On this page, I wrote about a challenge the United States Supreme Court is taking up from Arizona on the right of voters through the initiative process to set up a redistricting commission. The challenge came from the Arizona legislature, which argued that it was exclusively the legislature’s prerogative to set up congressional districts. As in California, voters passed an initiative in the Grand Canyon state creating a citizens redistricting commission.

An earlier challenge in federal courts from Colorado argues that the U.S. Constitution guarantees to the states a Republican form of government, which some legislators say, is undone by direct democracy. I have written about the Colorado case, Kerr vs. Hickenlooper, here before.

As set forth in that previous article, “Attempting to undercut the initiative process by arguing that direct democracy violates the U. S. Constitution is as old as direct democracy in this country. In 1912, a telephone company in Oregon used the argument to challenge a tax imposed by voters. The court determined then, as it had in previous dealings with the Guarantee Clause going back as early as 1849, that what constitutes a Republican Form of Government is a political question.”

Those challenging a Colorado initiative that allows voters to affirm any tax increases claim that core legislative powers dealing with taxing and spending have been put at risk leading to what they say is a “slow, inexorable slide into fiscal dysfunction.”

Many legal experts thought the case would be dismissed because the issue was non-justiciable—meaning an issue over which the court cannot exercise its judicial authority. However, the Tenth Circuit Court agreed to allow the case to proceed.
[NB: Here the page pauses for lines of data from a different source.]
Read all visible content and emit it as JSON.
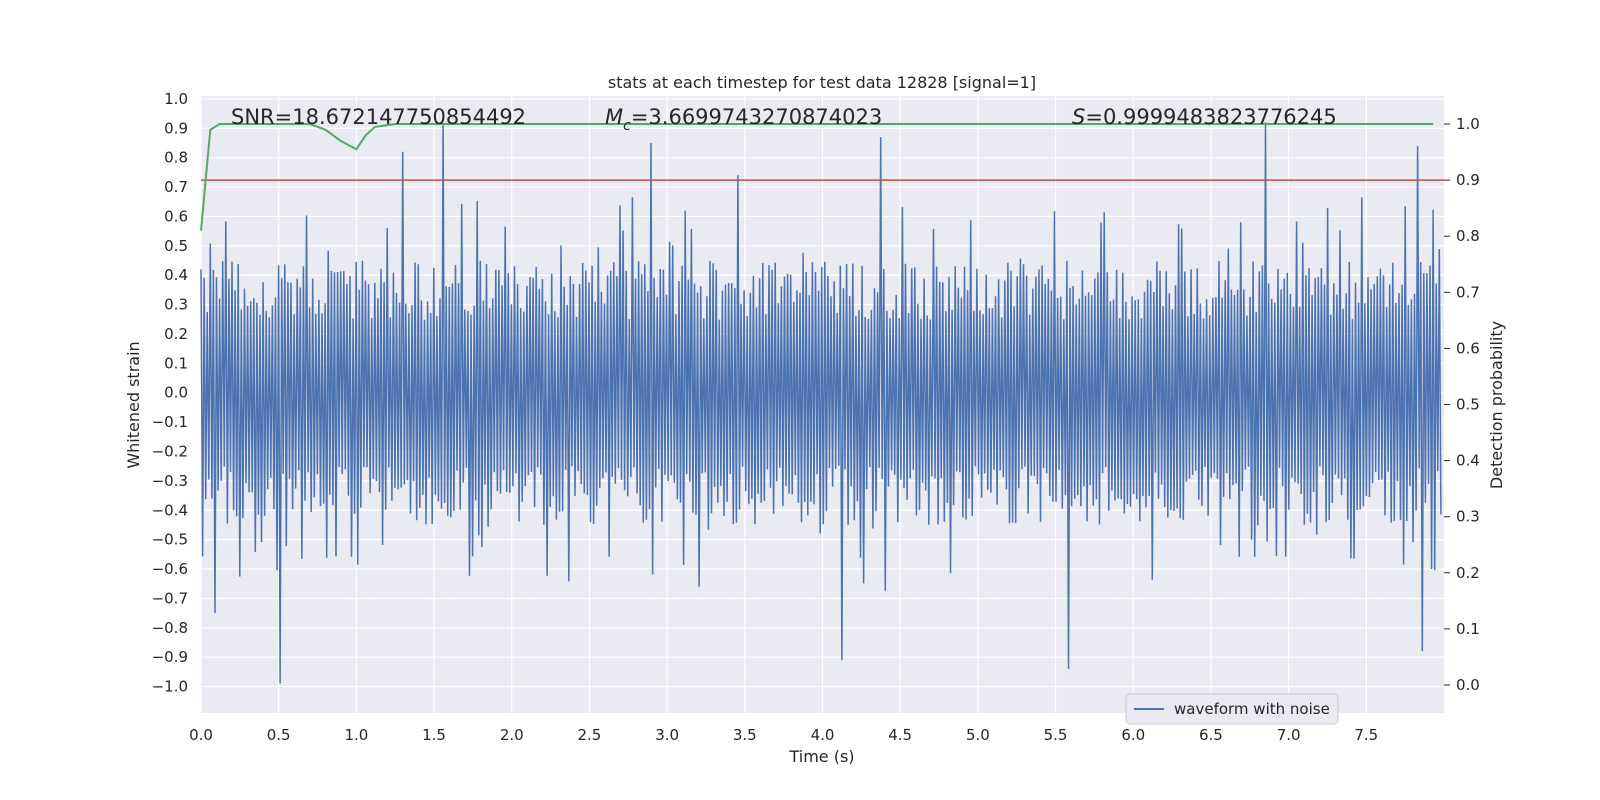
{
  "chart_data": {
    "type": "line",
    "title": "stats at each timestep for test data 12828 [signal=1]",
    "xlabel": "Time (s)",
    "ylabel": "Whitened strain",
    "y2label": "Detection probability",
    "xlim": [
      0.0,
      8.0
    ],
    "ylim": [
      -1.09,
      1.01
    ],
    "y2lim": [
      -0.05,
      1.05
    ],
    "grid": true,
    "x_ticks": [
      "0.0",
      "0.5",
      "1.0",
      "1.5",
      "2.0",
      "2.5",
      "3.0",
      "3.5",
      "4.0",
      "4.5",
      "5.0",
      "5.5",
      "6.0",
      "6.5",
      "7.0",
      "7.5"
    ],
    "x_tick_values": [
      0,
      0.5,
      1,
      1.5,
      2,
      2.5,
      3,
      3.5,
      4,
      4.5,
      5,
      5.5,
      6,
      6.5,
      7,
      7.5
    ],
    "y_ticks": [
      "1.0",
      "0.9",
      "0.8",
      "0.7",
      "0.6",
      "0.5",
      "0.4",
      "0.3",
      "0.2",
      "0.1",
      "0.0",
      "−0.1",
      "−0.2",
      "−0.3",
      "−0.4",
      "−0.5",
      "−0.6",
      "−0.7",
      "−0.8",
      "−0.9",
      "−1.0"
    ],
    "y_tick_values": [
      1,
      0.9,
      0.8,
      0.7,
      0.6,
      0.5,
      0.4,
      0.3,
      0.2,
      0.1,
      0,
      -0.1,
      -0.2,
      -0.3,
      -0.4,
      -0.5,
      -0.6,
      -0.7,
      -0.8,
      -0.9,
      -1
    ],
    "y2_ticks": [
      "1.0",
      "0.9",
      "0.8",
      "0.7",
      "0.6",
      "0.5",
      "0.4",
      "0.3",
      "0.2",
      "0.1",
      "0.0"
    ],
    "y2_tick_values": [
      1,
      0.9,
      0.8,
      0.7,
      0.6,
      0.5,
      0.4,
      0.3,
      0.2,
      0.1,
      0
    ],
    "waveform": {
      "name": "waveform with noise",
      "color": "#4c72b0",
      "duration_s": 7.98,
      "samples": 800,
      "seed": 12828,
      "typical_abs_max": 0.45,
      "peaks": [
        {
          "t": 1.56,
          "v": 0.91
        },
        {
          "t": 6.85,
          "v": 0.92
        },
        {
          "t": 4.37,
          "v": 0.87
        },
        {
          "t": 0.5,
          "v": -0.99
        },
        {
          "t": 5.58,
          "v": -0.94
        },
        {
          "t": 4.12,
          "v": -0.91
        },
        {
          "t": 3.45,
          "v": 0.74
        },
        {
          "t": 7.82,
          "v": 0.84
        },
        {
          "t": 7.85,
          "v": -0.88
        },
        {
          "t": 0.08,
          "v": -0.75
        },
        {
          "t": 1.3,
          "v": 0.82
        },
        {
          "t": 2.9,
          "v": 0.85
        }
      ]
    },
    "threshold": {
      "value": 0.9,
      "axis": "y2",
      "color": "#c44e52"
    },
    "probability": {
      "color": "#55a868",
      "axis": "y2",
      "points": [
        {
          "t": 0.0,
          "p": 0.81
        },
        {
          "t": 0.06,
          "p": 0.99
        },
        {
          "t": 0.12,
          "p": 1.0
        },
        {
          "t": 0.7,
          "p": 1.0
        },
        {
          "t": 0.8,
          "p": 0.99
        },
        {
          "t": 0.9,
          "p": 0.97
        },
        {
          "t": 1.0,
          "p": 0.955
        },
        {
          "t": 1.06,
          "p": 0.98
        },
        {
          "t": 1.12,
          "p": 0.995
        },
        {
          "t": 1.25,
          "p": 1.0
        },
        {
          "t": 7.93,
          "p": 1.0
        }
      ]
    },
    "annotations": [
      {
        "name": "snr",
        "text": "SNR=18.672147750854492"
      },
      {
        "name": "mc",
        "prefix": "M",
        "subscript": "c",
        "text": "=3.6699743270874023"
      },
      {
        "name": "s",
        "prefix": "S",
        "text": "=0.9999483823776245"
      }
    ],
    "legend": {
      "position": "lower-right",
      "entries": [
        {
          "label": "waveform with noise",
          "color": "#4c72b0"
        }
      ]
    }
  }
}
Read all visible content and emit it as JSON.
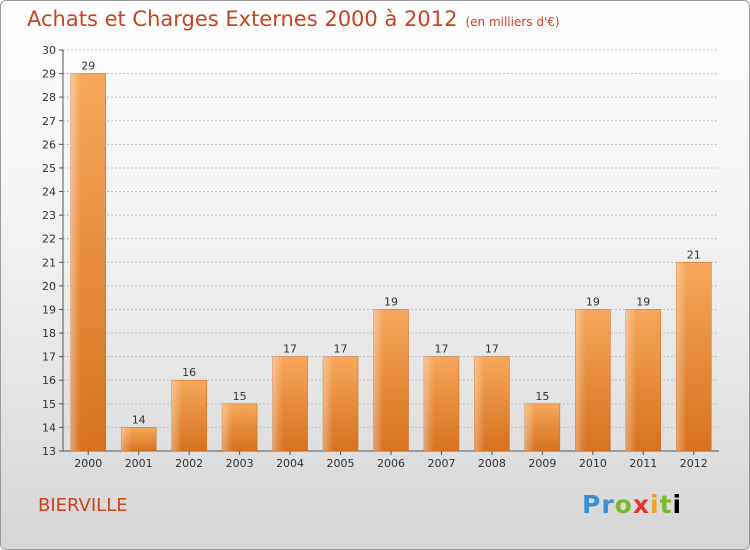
{
  "header": {
    "title": "Achats et Charges Externes 2000 à 2012",
    "subtitle": "(en milliers d'€)"
  },
  "footer": {
    "commune": "BIERVILLE",
    "logo": "Proxiti"
  },
  "colors": {
    "title": "#c8431f",
    "bar_light": "#f6a556",
    "bar_dark": "#d87323",
    "grid": "#bfbfbf"
  },
  "chart_data": {
    "type": "bar",
    "title": "Achats et Charges Externes 2000 à 2012",
    "subtitle": "(en milliers d'€)",
    "categories": [
      "2000",
      "2001",
      "2002",
      "2003",
      "2004",
      "2005",
      "2006",
      "2007",
      "2008",
      "2009",
      "2010",
      "2011",
      "2012"
    ],
    "values": [
      29,
      14,
      16,
      15,
      17,
      17,
      19,
      17,
      17,
      15,
      19,
      19,
      21
    ],
    "ylim": [
      13,
      30
    ],
    "yticks": [
      13,
      14,
      15,
      16,
      17,
      18,
      19,
      20,
      21,
      22,
      23,
      24,
      25,
      26,
      27,
      28,
      29,
      30
    ],
    "grid": true,
    "xlabel": "",
    "ylabel": ""
  }
}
Pepperdine University law professor Derek Muller thinks the Tenth Circuit decision will be overturned on appeal. He called the Tenth Circuit’s decision “a novel judicial opinion written on dubious legal grounds.”

Still, one has to wonder if the courts are looking for a way to subdue the initiative process.

Look at the record. The U.S. Supreme Court has agreed to hear the redistricting case. The Tenth Circuit has allowed the Colorado case to continue to the surprise of many experts. Here in California, former state Supreme Court chief justice Ronald George has been a vocal critic of the initiative process.

A key question for the courts is where to draw the line on where a legislative power is so fundamental that citizens cannot make constitutional changes through direct democracy.

Previous courts have not delved into the waters the courts labeled “political.” With increased use of initiatives by the people to legislate over the last four decades will current courts see things differently?